Real Estate investors, developers and related property service businesses will have to adapt to newer market realities.

Widespread speculative activities previously witnessed in Dubai are unlikely to be repeated due to Government policies to prevent flipping. Almost all purchases ready and off-plan are now done with mid to long term objectives.

2. Off-Plan purchases have never been more attractive or secure

Real Estate developers are adapting to new market realities by offering exceptionally attractive payment-plans and other incentives.14

3. Value investing opportunities Buyers in 2016 have negotiating power as sellers are more flexible. Opportunity to find real value buying propositions.

4. Move away from traditional real estate developments Real Estate Developers should now look beyond traditional residential & commercial developments.

More focus on rental generating developments, educational & vocational institutions, and tourism driven projects.

An example of a non-traditional development is MAG’s AED 7.5 billion WorldCare Wellness Village.15

5. Iran Opening Up

Opening up of an 80 million strong population that has traditional & strategic ties to Dubai and the UAE.

Dubai primed to serve as a hub to corporate expansion & investments in Iran.

Reopening of trade with and investments from Iran.

6. New supply will make Dubai more affordable in the mid and long term Dubai supply statistics have become controversial.16

The fact is that there is a significant amount of supply planned/under-construction - however, much of that supply continues to be delayed and will be delivered steadily through 2019. Government can help control supply releases through influence on major developments which constitute the majority of future supply.

New supply should be welcomed. Dubai’s objective is to continue to dominate as a major business & tourism hub of the Middle East. To support an expanding population and attract businesses, affordability is important and new supply will ensure this.


1. ISIS and Regional Instability

The well documented but less well understood ISIS threat. Saudi Arabia’s Government is at its weakest point in recent memory. What impact does this have for the undisputed leader of the Arab world?

Tensions between the Gulf States and Iran. Wars in Syria & Yemen could escalate.

2. The uncertain global picture. In 2016, a number of events and uncertainties could make an already difficult economic picture even more troublesome:

uantitative tightening Elections in the United States Recession in Russia, Brazil and South Africa. Major slow-down in China. Currency & trade wars. Populist moves towards protectionism.

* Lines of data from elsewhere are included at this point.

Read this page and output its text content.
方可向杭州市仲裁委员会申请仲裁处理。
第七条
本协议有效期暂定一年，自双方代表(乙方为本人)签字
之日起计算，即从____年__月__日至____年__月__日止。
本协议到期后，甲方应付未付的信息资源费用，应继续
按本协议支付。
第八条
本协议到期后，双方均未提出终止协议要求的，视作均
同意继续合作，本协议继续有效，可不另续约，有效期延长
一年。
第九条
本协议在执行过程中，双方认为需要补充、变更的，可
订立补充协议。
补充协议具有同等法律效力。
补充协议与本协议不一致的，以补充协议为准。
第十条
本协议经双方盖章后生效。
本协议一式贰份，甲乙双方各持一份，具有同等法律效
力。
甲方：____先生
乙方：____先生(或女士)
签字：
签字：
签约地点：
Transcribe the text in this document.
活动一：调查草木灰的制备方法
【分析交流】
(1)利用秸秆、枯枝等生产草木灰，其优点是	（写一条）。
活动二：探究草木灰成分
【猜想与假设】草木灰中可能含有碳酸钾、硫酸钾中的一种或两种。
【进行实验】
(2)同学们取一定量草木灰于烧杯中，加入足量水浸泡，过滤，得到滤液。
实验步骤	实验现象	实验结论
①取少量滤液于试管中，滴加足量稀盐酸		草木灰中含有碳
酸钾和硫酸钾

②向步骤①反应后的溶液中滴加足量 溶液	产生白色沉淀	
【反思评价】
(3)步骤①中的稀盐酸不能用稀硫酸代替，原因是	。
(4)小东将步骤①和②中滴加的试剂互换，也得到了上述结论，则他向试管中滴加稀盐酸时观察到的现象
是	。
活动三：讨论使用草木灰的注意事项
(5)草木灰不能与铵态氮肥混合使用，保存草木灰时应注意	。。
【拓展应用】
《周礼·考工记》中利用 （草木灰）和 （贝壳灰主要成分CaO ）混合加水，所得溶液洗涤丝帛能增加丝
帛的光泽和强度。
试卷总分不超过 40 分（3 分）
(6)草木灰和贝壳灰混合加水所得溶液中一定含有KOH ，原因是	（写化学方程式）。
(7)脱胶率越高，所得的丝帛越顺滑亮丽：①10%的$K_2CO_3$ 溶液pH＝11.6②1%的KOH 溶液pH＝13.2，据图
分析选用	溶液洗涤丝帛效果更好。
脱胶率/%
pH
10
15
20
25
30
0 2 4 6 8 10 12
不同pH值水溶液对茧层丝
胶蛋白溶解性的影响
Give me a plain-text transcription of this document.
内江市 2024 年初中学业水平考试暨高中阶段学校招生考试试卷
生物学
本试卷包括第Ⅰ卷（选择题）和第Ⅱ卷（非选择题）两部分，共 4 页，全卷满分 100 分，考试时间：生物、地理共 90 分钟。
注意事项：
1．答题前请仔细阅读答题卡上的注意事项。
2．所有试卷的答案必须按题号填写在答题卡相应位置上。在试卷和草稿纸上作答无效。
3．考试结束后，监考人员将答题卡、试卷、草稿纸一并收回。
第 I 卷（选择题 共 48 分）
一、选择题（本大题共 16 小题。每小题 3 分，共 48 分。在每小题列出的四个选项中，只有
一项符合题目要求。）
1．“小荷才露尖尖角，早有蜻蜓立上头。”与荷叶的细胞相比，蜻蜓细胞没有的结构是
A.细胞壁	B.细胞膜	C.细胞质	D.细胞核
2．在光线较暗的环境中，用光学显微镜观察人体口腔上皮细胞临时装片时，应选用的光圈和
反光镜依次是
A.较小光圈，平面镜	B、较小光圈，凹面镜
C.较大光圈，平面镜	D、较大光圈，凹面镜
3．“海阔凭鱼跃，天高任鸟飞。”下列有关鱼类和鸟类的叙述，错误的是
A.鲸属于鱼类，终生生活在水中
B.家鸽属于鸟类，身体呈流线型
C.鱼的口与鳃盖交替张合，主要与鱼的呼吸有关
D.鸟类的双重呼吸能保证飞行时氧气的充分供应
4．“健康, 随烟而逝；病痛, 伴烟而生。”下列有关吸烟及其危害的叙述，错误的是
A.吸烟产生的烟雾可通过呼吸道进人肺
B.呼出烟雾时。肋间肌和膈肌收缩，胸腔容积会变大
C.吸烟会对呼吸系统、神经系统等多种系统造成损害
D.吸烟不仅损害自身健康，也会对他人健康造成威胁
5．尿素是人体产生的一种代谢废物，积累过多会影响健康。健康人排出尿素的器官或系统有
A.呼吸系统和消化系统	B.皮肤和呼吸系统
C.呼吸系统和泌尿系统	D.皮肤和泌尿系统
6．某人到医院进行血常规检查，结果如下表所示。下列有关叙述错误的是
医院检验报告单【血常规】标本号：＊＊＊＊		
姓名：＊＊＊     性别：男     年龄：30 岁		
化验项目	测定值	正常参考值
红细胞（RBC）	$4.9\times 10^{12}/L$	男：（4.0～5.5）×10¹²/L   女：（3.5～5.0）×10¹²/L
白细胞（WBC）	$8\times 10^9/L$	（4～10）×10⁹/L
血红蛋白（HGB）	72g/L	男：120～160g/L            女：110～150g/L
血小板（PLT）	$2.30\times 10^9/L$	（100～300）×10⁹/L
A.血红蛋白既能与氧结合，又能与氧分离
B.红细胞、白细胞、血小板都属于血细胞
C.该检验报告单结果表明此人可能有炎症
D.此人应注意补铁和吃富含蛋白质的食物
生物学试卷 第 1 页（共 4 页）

Potential collapse of the European Union. Highly unlikely but jitters in Europe may impact global markets. Slowdown in global economy ima

3. Any one of these weaknesses and threats highlighted above could have an adverse chain reaction.

This chain of reaction could heavily impact real estate prices.

The Bigger Picture

This article is meant to highlight the strengths, weaknesses, opportunities and threats that could impact Dubai’s Real Estate market by looking at both Macro and Micro factors in play.

The year 2016 is starting off as an anomaly in the sense that are so many seemingly interlinked negative unknowns (or x-factors) that could ultimately have adverse impacts on the local, regional and global economies. This uncertainty is impacting sentiment, investments and demand.

Dubai is as well positioned as any economy to deal with these challenges. Strong leadership, a more stable and mature economy as well as proactive Government investments & initiatives will most likely see Dubai emerge in a much stronger position by the end of 2017.

In terms of the real estate market, we expect:

Softening of the rental market in 2016.

We expect mid quality residential prices & rentals to remain quite stable. We expect high-end & luxury quality real estate to see further sale & rental declines. Prices as predicted by most observers & consultancies will probably correct a further 5 – 10%.

Real Estate developers will offer even more attractive incentives to spur off-plan sales.

Very little new supply will be launched

Significant amount of supply will enter the market in 2016 & 2017. This will make Dubai more affordable.